Found it. It’s the “samples” property of the “light_settings” in the world data. Higher samples results in smoother baked images. And here we go with another field in the lightmapper…

x blueprintrandom

the problem I see with that approach is a usability one. Simply “soft” flagging the object requires the user to remember that flagged objects are subject to peculiar handling which is not enforced by the UI. The user will still be able to do everything he wants with the light and the logic behind it will simply break. The net result of such oddities will be the user thinking “hey, blender is crap!”. And we don’t want to be responsible for that, do we?

what about adding a check box in your addon?

(for light objects?)

managed or not?

If you don’t want to write it thats fine, I just don’t have any knowlege of addons etc.

The will for a light manager is strong, it’s the knowledge that lacks behind.
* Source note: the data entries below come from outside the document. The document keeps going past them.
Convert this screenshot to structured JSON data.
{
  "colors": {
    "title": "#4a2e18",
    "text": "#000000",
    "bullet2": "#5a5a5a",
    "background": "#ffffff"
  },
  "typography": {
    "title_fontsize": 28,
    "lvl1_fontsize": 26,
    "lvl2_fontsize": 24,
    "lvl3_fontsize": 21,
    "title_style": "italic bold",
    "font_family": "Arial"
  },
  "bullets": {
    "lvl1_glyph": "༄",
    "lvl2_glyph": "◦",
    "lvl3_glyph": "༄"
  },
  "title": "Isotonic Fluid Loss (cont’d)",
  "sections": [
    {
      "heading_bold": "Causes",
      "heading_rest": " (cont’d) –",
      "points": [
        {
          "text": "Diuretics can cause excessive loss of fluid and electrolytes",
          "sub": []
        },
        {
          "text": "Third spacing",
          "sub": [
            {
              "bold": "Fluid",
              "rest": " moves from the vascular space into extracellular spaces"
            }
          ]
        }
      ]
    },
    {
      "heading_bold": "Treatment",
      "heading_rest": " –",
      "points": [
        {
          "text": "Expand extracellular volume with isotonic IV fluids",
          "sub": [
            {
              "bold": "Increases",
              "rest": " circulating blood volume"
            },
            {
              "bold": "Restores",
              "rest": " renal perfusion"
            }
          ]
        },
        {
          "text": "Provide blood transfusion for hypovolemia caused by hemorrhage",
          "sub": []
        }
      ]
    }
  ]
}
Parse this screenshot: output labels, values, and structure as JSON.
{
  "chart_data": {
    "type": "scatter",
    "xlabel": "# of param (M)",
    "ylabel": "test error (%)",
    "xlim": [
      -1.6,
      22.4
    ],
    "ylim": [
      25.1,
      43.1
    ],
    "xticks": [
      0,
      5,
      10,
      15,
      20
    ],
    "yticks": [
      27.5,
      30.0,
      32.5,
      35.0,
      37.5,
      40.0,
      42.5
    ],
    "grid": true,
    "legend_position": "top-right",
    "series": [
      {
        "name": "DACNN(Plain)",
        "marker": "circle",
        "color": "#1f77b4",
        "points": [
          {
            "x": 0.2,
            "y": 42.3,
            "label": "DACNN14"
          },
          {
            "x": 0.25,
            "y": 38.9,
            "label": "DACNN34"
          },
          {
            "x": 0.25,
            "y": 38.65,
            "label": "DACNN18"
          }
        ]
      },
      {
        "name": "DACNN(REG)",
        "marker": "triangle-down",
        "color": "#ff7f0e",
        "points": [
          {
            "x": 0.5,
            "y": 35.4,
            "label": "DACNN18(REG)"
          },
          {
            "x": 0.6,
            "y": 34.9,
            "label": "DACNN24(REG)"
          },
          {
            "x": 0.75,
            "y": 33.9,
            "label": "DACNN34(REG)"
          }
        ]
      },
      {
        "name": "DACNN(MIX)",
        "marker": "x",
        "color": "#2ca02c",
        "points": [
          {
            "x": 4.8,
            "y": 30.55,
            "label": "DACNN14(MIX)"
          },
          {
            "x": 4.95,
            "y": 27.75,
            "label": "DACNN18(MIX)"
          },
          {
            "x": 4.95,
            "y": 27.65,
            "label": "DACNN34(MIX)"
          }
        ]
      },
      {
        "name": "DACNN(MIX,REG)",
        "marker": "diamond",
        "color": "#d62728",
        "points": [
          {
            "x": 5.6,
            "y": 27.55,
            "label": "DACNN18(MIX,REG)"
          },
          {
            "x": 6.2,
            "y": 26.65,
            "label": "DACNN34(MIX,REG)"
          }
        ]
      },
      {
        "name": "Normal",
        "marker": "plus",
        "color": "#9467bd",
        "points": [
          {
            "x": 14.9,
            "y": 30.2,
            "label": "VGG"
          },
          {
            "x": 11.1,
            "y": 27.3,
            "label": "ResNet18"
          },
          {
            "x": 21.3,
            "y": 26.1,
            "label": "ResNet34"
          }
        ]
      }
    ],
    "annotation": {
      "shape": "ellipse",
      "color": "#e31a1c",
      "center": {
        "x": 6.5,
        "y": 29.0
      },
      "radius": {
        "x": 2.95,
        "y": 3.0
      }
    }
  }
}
As I said, there are issues with a hypothetical plugin in to manage lights that I don’t know how to solve. Yet.
More or less what I can think of it right now is:

The plugin adds two buttons (somewhere), one labeled “add static light” and one “add dynamic light”.
All static lights are (somehow) compiled into lightmaps, removed before the game starts and re-added when the game ends. Otherwise the edited scene won’t be consistent between test runs.
Dynamic lights are also removed, replaced with empty objects managed by a script that handles a fixed pool of lights, and re-added.

This would be the base and it would also be completely useless because the point of dynamic lights is in their behavior. The necessary next step would be to find a way (which I haven’t found) to let the user add scripts to those dynamic lights, in a way that is consistent with the workflow of bge - which involves logic bricks and python scripts.
And that’s it: I have no idea how to do that, how, at runtime, take the logic bricks temporarly attached to the empty placeholder and re-link them to the managed light, for the time that light is active.

I have noted that adding a lamp from a hidden layer,

then adding the same lamp removes the first lamp.

what about using LOD to pool what lights are ‘free’
and then the dynamic light objects add light command, uses a message rather then a add object actuator, or even have adding the lamp type have a different behavior? like look up the deleted light properties, and morph one of the lights off the list?

also, having lights that die, add themselves back to the list?

and in python have the addObject code have a flag to see if its adding a light?
(to use your list)?

so edit end object, to look for lamp type?

edit add object to look for lamp type?

How exactly lighting works in bge is, for me, unfathomable. One of the craziest thing I found is that if I have a model in an inactive layer of a blender file, I libload that file then add to the scene the model, the light in the inactive layer of the loaded file still influence my model, even if I never asked for it to be added. I can’t tell how much I hate that :D, I always have to remove all lights from the blender files before to use them as libraries, then when I want to change something in the model I have to re-add a light, do the changes and then remember to remove the light again…

I don’t know if it is possible to overwrite the endObject() call of a game object. In theory subclassing the light might work but I never tried it.
The game properties of the light objects are not a problem because that kind of attribute is common to all game objects. If the only thing a script could do would be to read/write game properties then it wouldn’t notice if the “owner” is a light or an empty.
Things get weird when we take into account attributes that are specific to the light types (energy, light color, distance that sort of things).
It might be possible to trick the scripts designed for lights by subclassing the empty-owner of the script controller using, again, a subclass. It’s another thing that should be tested.

I have updated the plugin to add ambient occlusion map and fixed a couple of things (resizing images, lightmap texture values, error checking).
I haven’t found a way to add the ambient occlusion map to a dynamic lighting compatible lightmap that didn’t looked abysmal so ambient occlusion maps are “Static” or “Image” only. A node material would probably be needed for correct results (in fact even the dynamic lightmap should use nodes but passing from materials to node in a way that can be undone is beyond my level of focus on this thing).

how hard is it to replace a bge material, with a modern shader compatible with android? would a way to spare alot of headaches just be to disable the old system and just steal the data you need?

or everything is all jumbled?

I don’t know the android platform or opengl/glsl well enough to answer that.